NO WRITER ATTRIBUTED

Mr. Peabody opened the first meeting of the Conference last night in Sever 11. There has come about in late years, said Mr. Peabody, in the institutions of this and other lands, a renaissance of study of the Bible. It is said we must study the Bible. It is said we must study the Bible as well as any other book. There are two mistakes made in the study of literature: the precommitted method and the sympathetic method. The one is precommitted because it brings to the study of the Bible the reasons it should find there; the other is unsympathetic because it is purely critical and external. The appreciative state of mind is the one with which to consider this literature. One should appreciate this extraordinary piece of literature to feel its power, for then life is quickened and answered. The Bible has had extraordinary capacity of influence over lives. The prophets of English literature, Carlyle, Ruskin, Newman; and Milton and Cromwell have all been influenced by the Scriptures. The present time is especially timely for young men to make such a study.

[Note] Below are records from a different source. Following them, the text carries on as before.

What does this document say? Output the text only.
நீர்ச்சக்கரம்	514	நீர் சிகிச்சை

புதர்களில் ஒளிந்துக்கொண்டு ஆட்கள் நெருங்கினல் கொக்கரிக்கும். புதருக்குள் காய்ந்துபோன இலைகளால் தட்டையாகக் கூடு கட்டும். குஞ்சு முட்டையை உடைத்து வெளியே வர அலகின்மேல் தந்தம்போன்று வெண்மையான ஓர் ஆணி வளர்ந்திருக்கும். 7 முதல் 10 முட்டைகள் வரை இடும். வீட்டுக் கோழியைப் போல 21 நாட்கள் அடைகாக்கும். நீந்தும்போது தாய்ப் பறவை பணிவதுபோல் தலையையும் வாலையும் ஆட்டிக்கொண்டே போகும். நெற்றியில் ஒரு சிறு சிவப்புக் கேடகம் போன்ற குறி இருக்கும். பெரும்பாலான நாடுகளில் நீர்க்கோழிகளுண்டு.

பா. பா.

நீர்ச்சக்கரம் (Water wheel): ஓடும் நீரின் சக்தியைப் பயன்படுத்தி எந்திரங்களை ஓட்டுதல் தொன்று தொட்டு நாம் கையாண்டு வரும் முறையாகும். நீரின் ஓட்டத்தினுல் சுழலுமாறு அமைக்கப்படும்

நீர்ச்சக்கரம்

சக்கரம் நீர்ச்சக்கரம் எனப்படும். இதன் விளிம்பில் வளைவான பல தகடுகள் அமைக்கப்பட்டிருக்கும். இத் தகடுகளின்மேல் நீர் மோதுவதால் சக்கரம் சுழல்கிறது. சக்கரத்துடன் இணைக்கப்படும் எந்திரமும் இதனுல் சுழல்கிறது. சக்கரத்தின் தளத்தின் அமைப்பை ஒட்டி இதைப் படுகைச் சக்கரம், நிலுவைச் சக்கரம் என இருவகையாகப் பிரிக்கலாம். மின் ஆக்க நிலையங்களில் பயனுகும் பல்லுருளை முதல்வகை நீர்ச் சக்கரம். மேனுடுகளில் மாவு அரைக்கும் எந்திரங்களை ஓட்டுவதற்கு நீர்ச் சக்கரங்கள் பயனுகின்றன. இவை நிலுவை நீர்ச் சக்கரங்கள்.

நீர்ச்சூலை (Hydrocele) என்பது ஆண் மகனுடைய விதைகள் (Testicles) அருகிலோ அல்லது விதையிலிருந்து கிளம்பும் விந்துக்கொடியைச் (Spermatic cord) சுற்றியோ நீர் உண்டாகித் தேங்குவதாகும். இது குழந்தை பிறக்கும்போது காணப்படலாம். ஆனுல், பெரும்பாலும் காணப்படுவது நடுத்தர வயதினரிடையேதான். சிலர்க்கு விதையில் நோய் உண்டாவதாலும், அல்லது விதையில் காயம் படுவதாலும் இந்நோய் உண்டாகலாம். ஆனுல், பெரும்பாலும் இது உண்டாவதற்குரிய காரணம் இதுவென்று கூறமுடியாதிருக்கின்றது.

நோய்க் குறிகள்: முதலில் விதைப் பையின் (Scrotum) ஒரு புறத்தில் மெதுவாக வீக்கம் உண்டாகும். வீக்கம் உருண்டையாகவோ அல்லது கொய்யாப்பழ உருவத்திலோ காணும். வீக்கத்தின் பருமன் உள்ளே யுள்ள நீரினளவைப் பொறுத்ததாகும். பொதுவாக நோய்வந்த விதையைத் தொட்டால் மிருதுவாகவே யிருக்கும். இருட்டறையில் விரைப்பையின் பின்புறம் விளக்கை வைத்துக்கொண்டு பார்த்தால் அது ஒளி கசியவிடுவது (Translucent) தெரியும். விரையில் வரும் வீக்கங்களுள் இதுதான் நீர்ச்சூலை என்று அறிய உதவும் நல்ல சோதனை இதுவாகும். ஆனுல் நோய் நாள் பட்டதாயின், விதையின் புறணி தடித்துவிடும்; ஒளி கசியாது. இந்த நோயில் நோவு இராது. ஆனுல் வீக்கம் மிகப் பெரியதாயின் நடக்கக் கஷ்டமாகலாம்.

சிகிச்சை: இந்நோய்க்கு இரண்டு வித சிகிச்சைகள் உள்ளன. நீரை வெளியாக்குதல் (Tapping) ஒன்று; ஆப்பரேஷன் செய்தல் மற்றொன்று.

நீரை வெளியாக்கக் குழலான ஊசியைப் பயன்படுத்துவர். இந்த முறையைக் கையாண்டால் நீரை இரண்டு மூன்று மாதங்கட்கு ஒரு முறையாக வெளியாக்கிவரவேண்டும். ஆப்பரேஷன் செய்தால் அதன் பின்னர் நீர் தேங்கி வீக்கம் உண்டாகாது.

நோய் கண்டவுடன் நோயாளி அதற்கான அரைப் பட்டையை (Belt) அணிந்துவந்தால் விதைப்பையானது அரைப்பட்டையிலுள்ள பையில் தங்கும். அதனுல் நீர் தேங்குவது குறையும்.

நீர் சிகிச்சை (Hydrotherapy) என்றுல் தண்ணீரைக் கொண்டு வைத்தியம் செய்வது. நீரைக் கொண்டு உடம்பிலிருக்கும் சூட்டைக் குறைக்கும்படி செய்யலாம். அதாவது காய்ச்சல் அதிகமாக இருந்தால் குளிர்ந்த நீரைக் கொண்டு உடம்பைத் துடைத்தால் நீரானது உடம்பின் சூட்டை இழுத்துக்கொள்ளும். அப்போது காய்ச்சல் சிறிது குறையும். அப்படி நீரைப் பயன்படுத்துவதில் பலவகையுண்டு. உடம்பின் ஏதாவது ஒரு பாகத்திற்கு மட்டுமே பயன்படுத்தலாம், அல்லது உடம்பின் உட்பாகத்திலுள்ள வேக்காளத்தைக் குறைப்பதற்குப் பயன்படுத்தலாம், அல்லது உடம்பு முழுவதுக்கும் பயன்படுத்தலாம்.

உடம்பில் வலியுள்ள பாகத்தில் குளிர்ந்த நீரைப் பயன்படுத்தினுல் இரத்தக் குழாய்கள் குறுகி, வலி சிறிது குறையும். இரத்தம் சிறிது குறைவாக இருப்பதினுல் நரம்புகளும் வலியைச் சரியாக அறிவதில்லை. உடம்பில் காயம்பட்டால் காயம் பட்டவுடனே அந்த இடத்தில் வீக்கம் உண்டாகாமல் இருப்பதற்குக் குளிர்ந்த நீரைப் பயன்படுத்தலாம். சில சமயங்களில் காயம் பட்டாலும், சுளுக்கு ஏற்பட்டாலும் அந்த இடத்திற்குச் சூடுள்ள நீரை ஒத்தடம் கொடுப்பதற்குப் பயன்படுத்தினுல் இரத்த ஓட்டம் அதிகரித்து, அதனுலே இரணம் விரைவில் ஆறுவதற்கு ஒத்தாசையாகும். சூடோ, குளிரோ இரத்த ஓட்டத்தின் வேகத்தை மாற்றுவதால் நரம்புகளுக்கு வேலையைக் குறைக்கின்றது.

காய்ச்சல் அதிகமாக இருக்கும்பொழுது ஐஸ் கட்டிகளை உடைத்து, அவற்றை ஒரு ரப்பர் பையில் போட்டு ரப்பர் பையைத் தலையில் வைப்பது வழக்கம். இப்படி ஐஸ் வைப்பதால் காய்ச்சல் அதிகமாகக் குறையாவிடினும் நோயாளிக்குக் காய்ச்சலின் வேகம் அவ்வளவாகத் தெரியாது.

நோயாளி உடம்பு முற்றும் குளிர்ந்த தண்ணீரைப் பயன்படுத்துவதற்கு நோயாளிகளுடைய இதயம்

Whatever else new criticism may do, it tends to make the Bible live. The old testament, regarded uncritically, has been to many a pure muddle, a strange object of perplexity. The new criticism makes of the old testament a living growth,- one sees it vividly. In the study by comparative method one feels a repulsion in comparing the Bible with other sacred writings. It is a most stimulating method. The attempt to compare is most profitable to the student, to set familiar literature side by side with the Bible.

Religion is marked by one characteristic-the determination to penetrate beyond the husks to the kernel of faith. Men have discovered that religion is not primarily a matter of opinion, but a matter of life. The Bible has been called a biography, but it is always life speaking to life. The personalities of the Bible speak from age to age. The greatest word of the Bible is "Because I live, ye shall live also." It is not thought to thought, opinion to opinion, but life that brings religion and keeps it new forever.